Injury leads to Florida high school gridder having leg amputated

A Florida high school football player had to have part of his right leg amputated over the weekend after injuring his knee in a football game Friday night.

The player, 17-year-old senior defensive lineman Leshawn Williams of St. Petersburg's Northeast High School, suffered the initial injury during the first half of his team's 42-30 road win over Clearwater.

"I planted my leg while getting pushed by other player," Williams told TBO.com. "I felt everything crack inside my knee and thigh."

According to the Tampa Bay Times, Williams spent nearly a half hour on the field before being taken to the hospital, about 20 miles away in St. Pete. Once there, doctors discovered a blood clot had developed behind Williams' knee, and early Saturday morning, the 6-foot, 330-pound Williams tweeted that he was unable to move his toes:

Doctors spent the weekend attempting to restore circulation to the lower part of Williams' leg, according to the TBO.com, and performed emergency surgery to help with blood flow because the artery behind Williams' knee was ruptured.

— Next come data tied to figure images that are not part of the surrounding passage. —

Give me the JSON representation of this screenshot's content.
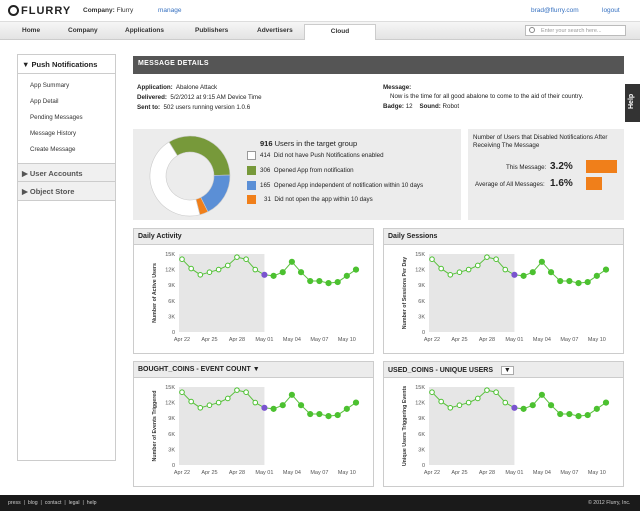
{
  "header": {
    "brand": "FLURRY",
    "company_label": "Company:",
    "company_name": "Flurry",
    "manage": "manage",
    "user": "brad@flurry.com",
    "logout": "logout"
  },
  "nav": {
    "tabs": [
      "Home",
      "Company",
      "Applications",
      "Publishers",
      "Advertisers",
      "Cloud"
    ],
    "active": "Cloud",
    "search_placeholder": "Enter your search here..."
  },
  "sidebar": {
    "push_title": "Push Notifications",
    "items": [
      "App Summary",
      "App Detail",
      "Pending Messages",
      "Message History",
      "Create Message"
    ],
    "user_accounts": "User Accounts",
    "object_store": "Object Store"
  },
  "help": "Help",
  "message_details": {
    "title": "MESSAGE DETAILS",
    "application_label": "Application:",
    "application": "Abalone Attack",
    "delivered_label": "Delivered:",
    "delivered": "5/2/2012  at 9:15 AM Device Time",
    "sent_label": "Sent to:",
    "sent": "502 users running version 1.0.6",
    "message_label": "Message:",
    "message": "Now is the time for all good abalone to come to the aid of their country.",
    "badge_label": "Badge:",
    "badge": "12",
    "sound_label": "Sound:",
    "sound": "Robot"
  },
  "target": {
    "total": "916",
    "total_label": "Users in the target group",
    "rows": [
      {
        "count": "414",
        "label": "Did not have Push Notifications enabled",
        "color": "#ffffff"
      },
      {
        "count": "306",
        "label": "Opened App from notification",
        "color": "#77993a"
      },
      {
        "count": "165",
        "label": "Opened App independent of notification within 10 days",
        "color": "#5b8fd6"
      },
      {
        "count": "31",
        "label": "Did not open the app within 10 days",
        "color": "#f07f1a"
      }
    ]
  },
  "disabled": {
    "title": "Number of Users that Disabled Notifications After Receiving The Message",
    "this_label": "This Message:",
    "this_value": "3.2%",
    "avg_label": "Average of All Messages:",
    "avg_value": "1.6%",
    "this_fraction": 0.032,
    "avg_fraction": 0.016,
    "bar_color": "#f07f1a"
  },
  "charts": {
    "daily_activity": {
      "title": "Daily Activity",
      "ylabel": "Number of Active Users"
    },
    "daily_sessions": {
      "title": "Daily Sessions",
      "ylabel": "Number of Sessions Per Day"
    },
    "bought_coins": {
      "title": "BOUGHT_COINS - EVENT COUNT",
      "ylabel": "Number of Events Triggered"
    },
    "used_coins": {
      "title": "USED_COINS - UNIQUE USERS",
      "ylabel": "Unique Users Triggering Events"
    }
  },
  "chart_data": [
    {
      "type": "line",
      "title": "Daily Activity",
      "ylabel": "Number of Active Users",
      "ylim": [
        0,
        15000
      ],
      "yticks": [
        "15K",
        "12K",
        "9K",
        "6K",
        "3K",
        "0"
      ],
      "xticks": [
        "Apr 22",
        "Apr 25",
        "Apr 28",
        "May 01",
        "May 04",
        "May 07",
        "May 10"
      ],
      "x": [
        "Apr 22",
        "Apr 23",
        "Apr 24",
        "Apr 25",
        "Apr 26",
        "Apr 27",
        "Apr 28",
        "Apr 29",
        "Apr 30",
        "May 01",
        "May 02",
        "May 03",
        "May 04",
        "May 05",
        "May 06",
        "May 07",
        "May 08",
        "May 09",
        "May 10",
        "May 11"
      ],
      "values": [
        14000,
        12200,
        11000,
        11500,
        12000,
        12800,
        14400,
        14000,
        12000,
        11000,
        10800,
        11500,
        13500,
        11500,
        9800,
        9800,
        9400,
        9600,
        10800,
        12000
      ],
      "highlight_index": 9
    },
    {
      "type": "line",
      "title": "Daily Sessions",
      "ylabel": "Number of Sessions Per Day",
      "ylim": [
        0,
        15000
      ],
      "yticks": [
        "15K",
        "12K",
        "9K",
        "6K",
        "3K",
        "0"
      ],
      "xticks": [
        "Apr 22",
        "Apr 25",
        "Apr 28",
        "May 01",
        "May 04",
        "May 07",
        "May 10"
      ],
      "x": [
        "Apr 22",
        "Apr 23",
        "Apr 24",
        "Apr 25",
        "Apr 26",
        "Apr 27",
        "Apr 28",
        "Apr 29",
        "Apr 30",
        "May 01",
        "May 02",
        "May 03",
        "May 04",
        "May 05",
        "May 06",
        "May 07",
        "May 08",
        "May 09",
        "May 10",
        "May 11"
      ],
      "values": [
        14000,
        12200,
        11000,
        11500,
        12000,
        12800,
        14400,
        14000,
        12000,
        11000,
        10800,
        11500,
        13500,
        11500,
        9800,
        9800,
        9400,
        9600,
        10800,
        12000
      ],
      "highlight_index": 9
    },
    {
      "type": "line",
      "title": "BOUGHT_COINS - EVENT COUNT",
      "ylabel": "Number of Events Triggered",
      "ylim": [
        0,
        15000
      ],
      "yticks": [
        "15K",
        "12K",
        "9K",
        "6K",
        "3K",
        "0"
      ],
      "xticks": [
        "Apr 22",
        "Apr 25",
        "Apr 28",
        "May 01",
        "May 04",
        "May 07",
        "May 10"
      ],
      "x": [
        "Apr 22",
        "Apr 23",
        "Apr 24",
        "Apr 25",
        "Apr 26",
        "Apr 27",
        "Apr 28",
        "Apr 29",
        "Apr 30",
        "May 01",
        "May 02",
        "May 03",
        "May 04",
        "May 05",
        "May 06",
        "May 07",
        "May 08",
        "May 09",
        "May 10",
        "May 11"
      ],
      "values": [
        14000,
        12200,
        11000,
        11500,
        12000,
        12800,
        14400,
        14000,
        12000,
        11000,
        10800,
        11500,
        13500,
        11500,
        9800,
        9800,
        9400,
        9600,
        10800,
        12000
      ],
      "highlight_index": 9
    },
    {
      "type": "line",
      "title": "USED_COINS - UNIQUE USERS",
      "ylabel": "Unique Users Triggering Events",
      "ylim": [
        0,
        15000
      ],
      "yticks": [
        "15K",
        "12K",
        "9K",
        "6K",
        "3K",
        "0"
      ],
      "xticks": [
        "Apr 22",
        "Apr 25",
        "Apr 28",
        "May 01",
        "May 04",
        "May 07",
        "May 10"
      ],
      "x": [
        "Apr 22",
        "Apr 23",
        "Apr 24",
        "Apr 25",
        "Apr 26",
        "Apr 27",
        "Apr 28",
        "Apr 29",
        "Apr 30",
        "May 01",
        "May 02",
        "May 03",
        "May 04",
        "May 05",
        "May 06",
        "May 07",
        "May 08",
        "May 09",
        "May 10",
        "May 11"
      ],
      "values": [
        14000,
        12200,
        11000,
        11500,
        12000,
        12800,
        14400,
        14000,
        12000,
        11000,
        10800,
        11500,
        13500,
        11500,
        9800,
        9800,
        9400,
        9600,
        10800,
        12000
      ],
      "highlight_index": 9
    }
  ],
  "pie": {
    "values": [
      414,
      306,
      165,
      31
    ],
    "colors": [
      "#ffffff",
      "#77993a",
      "#5b8fd6",
      "#f07f1a"
    ]
  },
  "footer": {
    "links": [
      "press",
      "blog",
      "contact",
      "legal",
      "help"
    ],
    "copyright": "© 2012 Flurry, Inc."
  }
}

Williams had still not regained feeling in his leg as of Sunday evening, though, so the call was made to amputate Williams' leg just above the knee.

"Being that the muscles in lower leg had died the leg had to be removed because the blood was toxic and was starting to move to his kidneys, and he could have died if leg wasn't severed immediately," Northeast coach Jeremy Frioud told TBO.com.

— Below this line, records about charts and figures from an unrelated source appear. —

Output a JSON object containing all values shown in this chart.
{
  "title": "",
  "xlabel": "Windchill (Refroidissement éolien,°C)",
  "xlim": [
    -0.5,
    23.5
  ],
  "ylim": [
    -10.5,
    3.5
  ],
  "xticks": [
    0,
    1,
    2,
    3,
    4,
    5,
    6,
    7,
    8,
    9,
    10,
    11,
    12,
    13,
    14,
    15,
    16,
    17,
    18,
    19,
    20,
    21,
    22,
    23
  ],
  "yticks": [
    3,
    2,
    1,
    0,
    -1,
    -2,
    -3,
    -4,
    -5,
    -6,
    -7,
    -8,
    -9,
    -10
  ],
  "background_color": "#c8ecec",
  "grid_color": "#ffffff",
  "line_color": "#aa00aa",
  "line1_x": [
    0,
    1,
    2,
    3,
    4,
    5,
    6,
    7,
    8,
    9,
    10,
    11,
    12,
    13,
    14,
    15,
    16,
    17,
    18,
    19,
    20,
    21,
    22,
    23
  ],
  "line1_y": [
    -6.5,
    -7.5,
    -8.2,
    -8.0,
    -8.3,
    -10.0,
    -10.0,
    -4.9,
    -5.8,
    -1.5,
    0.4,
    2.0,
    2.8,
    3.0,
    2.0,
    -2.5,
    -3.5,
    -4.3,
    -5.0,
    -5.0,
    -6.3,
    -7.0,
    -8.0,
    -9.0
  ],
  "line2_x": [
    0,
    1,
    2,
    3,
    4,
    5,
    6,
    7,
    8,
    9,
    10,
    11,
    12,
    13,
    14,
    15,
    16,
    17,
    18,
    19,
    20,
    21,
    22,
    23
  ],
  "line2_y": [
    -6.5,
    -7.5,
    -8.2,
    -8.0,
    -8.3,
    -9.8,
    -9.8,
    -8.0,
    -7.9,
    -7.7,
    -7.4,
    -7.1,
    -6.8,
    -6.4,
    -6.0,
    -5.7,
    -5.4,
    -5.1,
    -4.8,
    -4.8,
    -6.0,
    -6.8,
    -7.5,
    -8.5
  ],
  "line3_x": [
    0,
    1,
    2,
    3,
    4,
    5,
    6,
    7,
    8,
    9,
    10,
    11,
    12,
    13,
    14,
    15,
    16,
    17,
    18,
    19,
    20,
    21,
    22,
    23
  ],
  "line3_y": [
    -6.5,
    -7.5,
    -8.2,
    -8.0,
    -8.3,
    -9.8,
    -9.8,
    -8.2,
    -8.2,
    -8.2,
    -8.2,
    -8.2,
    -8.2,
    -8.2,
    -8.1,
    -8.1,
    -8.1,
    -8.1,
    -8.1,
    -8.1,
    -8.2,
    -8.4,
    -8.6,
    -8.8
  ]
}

"I don't think he's grasped it all yet," his mother, Bonita Copeland, added in an interview with the Tampa Bay Times. "He's still recovering. We're all still trying to understand it."

An online fundraiser has already collected more than $2,000 in donations for Williams, who will turn 18 on Thursday. Plans are also being put in place for Williams to receive a prosthetic leg from a Florida-based foundation called 50 Legs, which also provided prosthetics to Celeste Corcoran, a double amputee who lost both of her legs in the 2013 Boston Marathon bombing.

Williams' team, which plans to wear helmet stickers with Williams' No. 69 for the remainder of the season, is scheduled to play at Tarpon Springs East Lake on Friday night. It's unknown if Williams will be able to attend the game, but he's made it clear that he's still rooting on his brothers on the field.

"This was just freakish, awful luck," Frioud told the Tampa Bay Times. "But we're going to be there as a team to help. ... The first thing (Williams) texted to us after this happened was 'play hard.' That's exactly what we're going to do."